While many firms claim to have frozen their headline rates in the past two years, they also expect to begin pushing them up in the next year. This is being driven by a combination of rising costs, with many firms lifting pay freezes, coupled with static fees and the demands of providing ’value-added’ perks such as free secondees.
As one senior magic circle partner puts it: “The problem is that clients are still demanding a lot of value-adds, but hourly rates remain the same. The banks have pushed particularly hard for that, but something will have to give. Rates will certainly have to go up with inflation and firms will have to start holding their ground.”
Another senior magic circle figure agrees that there has been “a certain amount of hardening in relation to rates - we’re looking to get closer to the headline figure”.

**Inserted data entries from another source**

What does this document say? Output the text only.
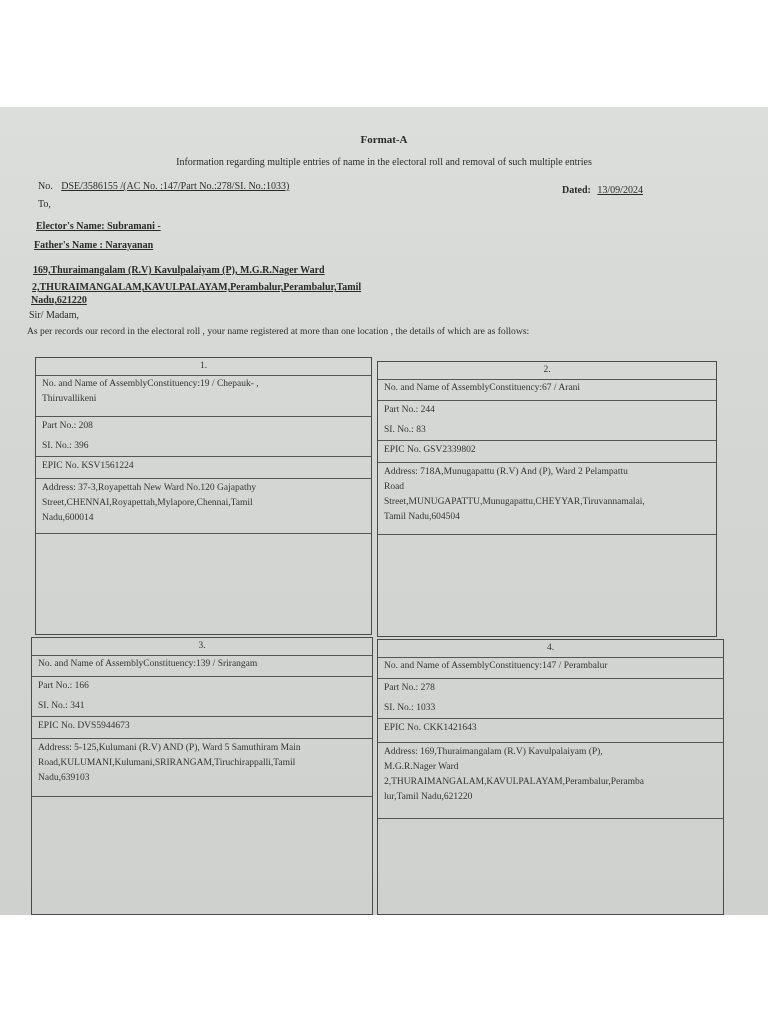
Format-A
Information regarding multiple entries of name in the electoral roll and removal of such multiple entries
No. DSE/3586155 /(AC No. :147/Part No.:278/SI. No.:1033)	Dated: 13/09/2024
To,
Elector's Name: Subramani -
Father's Name : Narayanan
169,Thuraimangalam (R.V) Kavulpalaiyam (P), M.G.R.Nager Ward
2,THURAIMANGALAM,KAVULPALAYAM,Perambalur,Perambalur,Tamil
Nadu,621220
Sir/ Madam,
As per records our record in the electoral roll , your name registered at more than one location , the details of which are as follows:
1.
No. and Name of AssemblyConstituency:19 / Chepauk- ,
Thiruvallikeni
Part No.: 208
SI. No.: 396
EPIC No. KSV1561224
Address: 37-3,Royapettah New Ward No.120 Gajapathy
Street,CHENNAI,Royapettah,Mylapore,Chennai,Tamil
Nadu,600014
2.
No. and Name of AssemblyConstituency:67 / Arani
Part No.: 244
SI. No.: 83
EPIC No. GSV2339802
Address: 718A,Munugapattu (R.V) And (P), Ward 2 Pelampattu
Road
Street,MUNUGAPATTU,Munugapattu,CHEYYAR,Tiruvannamalai,
Tamil Nadu,604504
3.
No. and Name of AssemblyConstituency:139 / Srirangam
Part No.: 166
SI. No.: 341
EPIC No. DVS5944673
Address: 5-125,Kulumani (R.V) AND (P), Ward 5 Samuthiram Main
Road,KULUMANI,Kulumani,SRIRANGAM,Tiruchirappalli,Tamil
Nadu,639103
4.
No. and Name of AssemblyConstituency:147 / Perambalur
Part No.: 278
SI. No.: 1033
EPIC No. CKK1421643
Address: 169,Thuraimangalam (R.V) Kavulpalaiyam (P),
M.G.R.Nager Ward
2,THURAIMANGALAM,KAVULPALAYAM,Perambalur,Peramba
lur,Tamil Nadu,621220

Those efforts are likely to be met with resistance from in-house counsel.
Orijit Das, general counsel at New York Stock Exchange-listed outsourcing company Genpact, claims that only a few firms have been bold enough to increase their rates because there has not been enough work for them.
“They’re not in a position to say, ’If you don’t like it you can go elsewhere’,” adds Das. “What they’re actually saying is, ’Throw me some work’. After the blood-letting seen at some firms, they couldn’t really turn around and say, ’By the way, our rates have gone up’.”
Another general counsel at a FTSE-listed company agrees. “If a firm starts charging me £750 an hour then there’s no way I’d pay that, even if it’s a long-term relationship,” he says. “I’d have no problems going elsewhere.”
Big clin neg fees in the firing line
By Katy Dowell
The most staggering figure within Jim Diamond’s 2010 hourly rates survey was highlighted earlier this year by Lord Justice Jackson’s review of civil litigation costs.
This revealed that some London-based clinical negligence lawyers earned as much as £900 an hour for advice.
Compare that with the hourly rate paid to junior doctors, who work up to 60 hours a week for less than £20 an hour.
Claimant clinical negligence lawyers argue that the figure includes a success fee, which is only included when cases are won under the conditional fee arrangement regime.
Under proposals put forward by Jackson LJ, the recoverability of the success fee would be abolished and the hourly rate cut dramatically. But claimant lawyers warn this could have the unintended effect of blocking access to justice because lawyers would be more choosy about the cases they take on.
“We just wouldn’t be able to afford it,” one litigator claims. “The success fee pays for cases we lose.”
But Jackson LJ has rejected such a notion.
“No evidence has been produced during the costs review to demonstrate that success fees at the levels currently charged are necessary to cover the cost of ’lost’ cases,” he has stated.
The review is currently being considered by the Government and changes are likely to be made to the system Lord Woolf introduced in 1999 - but it will not happen without a fight.
The days of the £900 hourly fee look to be numbered.